押し目買いの動きとディフェンシブセクターの台頭が確認
10月23日の東京株式市場では、日経平均株価が大幅に下落したものの、前場の時間帯には下げ幅が縮小する動きが出ていた。10時時点で日経平均はおおよそ650円安の4万8600円台後半で推移しており、押し目買いやディフェンシブセクターへの資金シフトが確認された。
半導体関連株の下落が指数を圧迫
指数下落を主導したのは半導体関連銘柄だった。
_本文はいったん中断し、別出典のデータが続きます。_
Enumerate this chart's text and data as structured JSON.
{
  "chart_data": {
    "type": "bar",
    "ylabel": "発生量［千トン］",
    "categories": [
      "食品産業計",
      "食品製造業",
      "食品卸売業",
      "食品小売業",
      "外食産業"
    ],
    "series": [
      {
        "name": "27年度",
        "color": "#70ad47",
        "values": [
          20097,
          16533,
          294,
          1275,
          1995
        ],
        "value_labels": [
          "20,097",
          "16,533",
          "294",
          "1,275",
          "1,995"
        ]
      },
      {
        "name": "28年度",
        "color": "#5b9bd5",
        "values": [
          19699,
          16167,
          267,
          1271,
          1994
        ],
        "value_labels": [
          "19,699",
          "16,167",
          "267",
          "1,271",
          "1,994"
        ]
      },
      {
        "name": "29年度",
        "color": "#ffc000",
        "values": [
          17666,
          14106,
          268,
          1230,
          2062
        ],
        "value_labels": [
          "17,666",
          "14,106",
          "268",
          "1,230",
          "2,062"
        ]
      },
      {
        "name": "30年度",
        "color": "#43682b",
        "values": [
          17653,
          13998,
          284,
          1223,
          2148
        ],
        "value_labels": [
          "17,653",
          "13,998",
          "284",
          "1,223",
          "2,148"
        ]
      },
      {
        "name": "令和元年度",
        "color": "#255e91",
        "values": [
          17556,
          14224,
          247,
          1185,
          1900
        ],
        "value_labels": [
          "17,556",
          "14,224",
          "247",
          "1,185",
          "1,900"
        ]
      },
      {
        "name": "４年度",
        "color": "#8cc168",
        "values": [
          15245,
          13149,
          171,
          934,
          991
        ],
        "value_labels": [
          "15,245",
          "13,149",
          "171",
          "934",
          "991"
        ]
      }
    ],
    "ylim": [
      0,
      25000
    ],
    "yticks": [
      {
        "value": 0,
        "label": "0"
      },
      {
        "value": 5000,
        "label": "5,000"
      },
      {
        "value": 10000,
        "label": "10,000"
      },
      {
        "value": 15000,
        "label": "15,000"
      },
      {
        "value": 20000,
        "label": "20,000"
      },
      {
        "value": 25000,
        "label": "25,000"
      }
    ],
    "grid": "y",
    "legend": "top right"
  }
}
米国ハイテク株の決算鈍化や、米中摩擦の不透明性が輸出・設備投資関連株の重荷となり、東京エレクトロン、アドバンテスト、ソフトバンクグループなどが軒並み3~4%超の下落。これが日経平均の大幅安の一因となっている。
短期筋の押し目買いが下支え要因に
しかしながら、前場では海外の短期筋と思われる投資家が日経平均先物を通じて自律反発狙いの買いを入れた模様で、下げ一服の要因となった。売り一辺倒ではなく、押し目を狙った買いが場面によって優勢となったことで、相場の下げ渋りが見られた。
ディフェンシブ株への資金移動が浮上
下落局面に対して、食品、不動産、パルプ・紙などディフェンシブ性の高い業種が買われる動きが強まった。「日経平均が5万円近辺まで上昇していたため、急速な上昇に対する調整が起きている」という証券ストラテジストの指摘もあり、リスク回避色が出始めたことがうかがえる。
調整局面での資金の流れを注視
市場関係者は、これまでの上昇トレンドが一巡した可能性を指摘している中、今後は「どのセクターに資金が再配分されるか」が焦点となる。特に、主力ハイテクからディフェンシブへのシフトや、短期売買筋の動向に資金が左右される状況も浮上している。リスク許容度の低下が進めば、ディフェンシブ優位の相場構造がさらに鮮明となる可能性もある。